Therapies that can slow the progression of liver fibrosis in chronic liver disease are needed. Evidence suggests that the renin-angiotensin system (RAS) contributes to inflammation and fibrosis in chronic liver disease. Both animal and limited human studies have shown that RAS inhibition with angiotensin-converting enzyme inhibitors (ACEi) and angiotensin receptor-1 [AT-1] blockers (ARBs) has antifibrogenic properties.


In this study, we evaluated the effects of continuous ACEi/ARB use for 3.5 years on histological liver fibrosis progression in the HALT-C Trial cohort.
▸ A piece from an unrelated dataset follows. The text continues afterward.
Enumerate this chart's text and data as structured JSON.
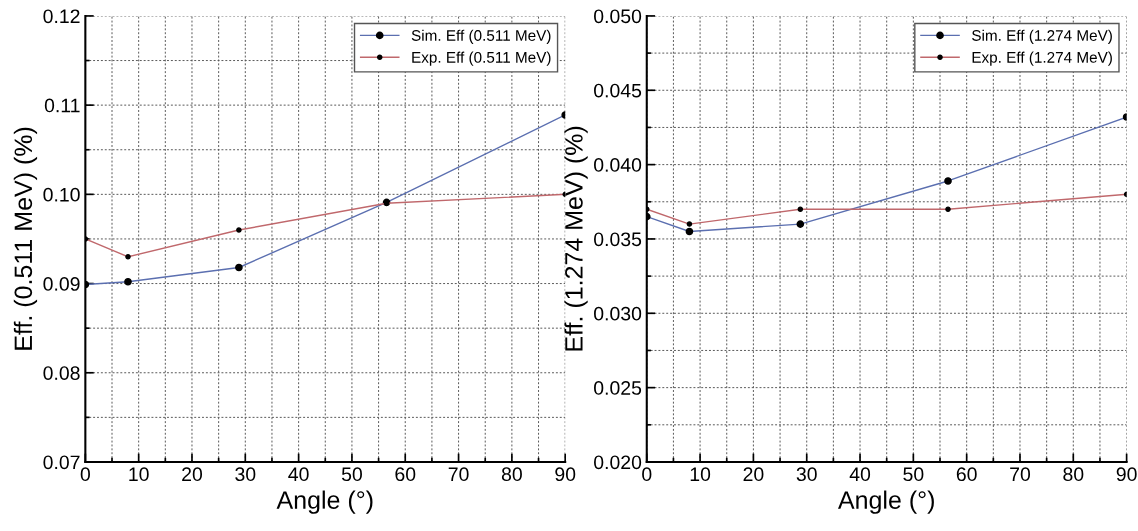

In the HALT-C Trial, subjects with chronic hepatitis C and advanced hepatic fibrosis (Ishak stage ≥3) underwent serial liver biopsies at baseline, 1.5 years, and 3.5 years after randomization. The primary outcome was a ≥2-point increase in Ishak fibrosis score in at least one of the two serial biopsies. Sixty-six subjects were continuously taking ACEi/ARBs over the observation period, 126 were taking other antihypertensive medications, and 343 subjects took no antihypertensive medications.
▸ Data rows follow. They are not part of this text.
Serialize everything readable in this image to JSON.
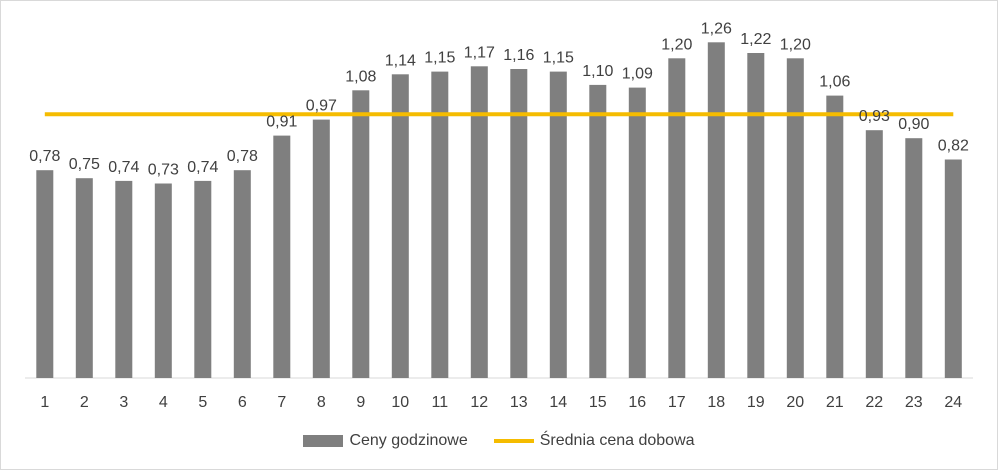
{
  "chart_data": {
    "type": "bar",
    "title": "",
    "xlabel": "",
    "ylabel": "",
    "categories": [
      "1",
      "2",
      "3",
      "4",
      "5",
      "6",
      "7",
      "8",
      "9",
      "10",
      "11",
      "12",
      "13",
      "14",
      "15",
      "16",
      "17",
      "18",
      "19",
      "20",
      "21",
      "22",
      "23",
      "24"
    ],
    "series": [
      {
        "name": "Ceny godzinowe",
        "type": "bar",
        "color": "#7f7f7f",
        "values": [
          0.78,
          0.75,
          0.74,
          0.73,
          0.74,
          0.78,
          0.91,
          0.97,
          1.08,
          1.14,
          1.15,
          1.17,
          1.16,
          1.15,
          1.1,
          1.09,
          1.2,
          1.26,
          1.22,
          1.2,
          1.06,
          0.93,
          0.9,
          0.82
        ],
        "labels": [
          "0,78",
          "0,75",
          "0,74",
          "0,73",
          "0,74",
          "0,78",
          "0,91",
          "0,97",
          "1,08",
          "1,14",
          "1,15",
          "1,17",
          "1,16",
          "1,15",
          "1,10",
          "1,09",
          "1,20",
          "1,26",
          "1,22",
          "1,20",
          "1,06",
          "0,93",
          "0,90",
          "0,82"
        ]
      },
      {
        "name": "Średnia cena dobowa",
        "type": "line",
        "color": "#f5bc00",
        "value": 0.99
      }
    ],
    "ylim": [
      0,
      1.34
    ],
    "grid": false,
    "legend": "bottom"
  }
}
The three groups were similar in baseline fibrosis scores, and the two groups being treated with antihypertensives were taking a similar number of antihypertensive medications. Fibrosis progression occurred in 33.3% of the ACEi/ARB group, 32.5% of the other antihypertensive medications group, and in 25.7% of subjects taking no antihypertensive medications. No significant associations between ≥2-point increases in fibrosis scores and continuous ACEi/ARB use were apparent at either 1.5 or 3.5 years in diabetes-adjusted and unadjusted odds ratios.


ACEi/ARB therapy did not retard the progression of hepatic fibrosis.